2020 год центр пережил тяжко. И дело было не только в пандемии, а в летней засухе. «По нашим благодетелям прошлое лето ударило сильно. Кто-то обещал нам сто рулонов сена, а дал совсем немного. По такой погоде мы и сами недокосили. Пришлось собирать пожертвования. Деньги нам переводили по сто рублей со всего света».
Крытый манеж центру очень нужен – по правилам, чтобы занятие лечебной иппотерапией прошло успешно, тело всадника должно максимально соприкасаться с лошадью. Но зимой, когда в Ессентуках лежит иногда метровый слой снега, не одеть ребенка в теплую куртку физически невозможно. Толку от такого занятия – чуть. Приходится зимами прерываться на несколько месяцев и ждать весны.
«У нас тут рядом центр Ильи Авербуха строят, будут детей бесплатно на коньки ставить, нашлись же деньги, – чуть не рыдает отец Сергий. – А наши дети не встанут на коньки, никогда. Для них единственная надежда – наши лошади.
И вот переписываюсь я с администрацией, а мне отвечают: «Бюджет по разделу «медицина» на 2021-2022 год расписан, подавайтесь на гранты». А сорок миллионов, которые выделили на гранты «в связи с пандемией вернулись в бюджет Ставропольского края». А у меня два инструктора, пять коней, жеребята, и им не объяснишь, что «еды не будет, потому что в стране тяжелая ситуация»».
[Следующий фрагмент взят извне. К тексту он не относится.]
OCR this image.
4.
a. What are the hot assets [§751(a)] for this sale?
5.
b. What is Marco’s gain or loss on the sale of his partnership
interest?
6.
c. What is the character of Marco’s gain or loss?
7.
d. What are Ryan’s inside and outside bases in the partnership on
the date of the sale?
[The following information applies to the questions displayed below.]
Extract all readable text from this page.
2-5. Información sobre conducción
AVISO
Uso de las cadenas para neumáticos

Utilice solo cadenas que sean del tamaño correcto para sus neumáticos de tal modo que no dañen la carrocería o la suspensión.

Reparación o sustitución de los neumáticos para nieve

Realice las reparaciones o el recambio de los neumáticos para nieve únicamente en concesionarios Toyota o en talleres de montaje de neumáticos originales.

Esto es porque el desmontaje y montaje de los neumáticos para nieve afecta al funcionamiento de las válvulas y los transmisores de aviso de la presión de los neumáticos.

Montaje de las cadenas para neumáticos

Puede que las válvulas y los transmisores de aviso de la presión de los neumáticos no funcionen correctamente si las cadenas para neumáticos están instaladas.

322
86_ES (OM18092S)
Центр лечебной верховой езды в Ессентуках сейчас это – три инструктора (включая руководителя центра – о. Сергия Тростинского), прошедших специальное обучение по программе «инструктор лечебной верховой езды» (курсы Национальной федерации иппотерапии и адаптивного конного спорта); пять лошадей, задействованных в лечебных занятиях, конюшня, несколько открытых манежей. Центр очень нуждается в зимнем манеже, чтобы проводить занятия круглогодично.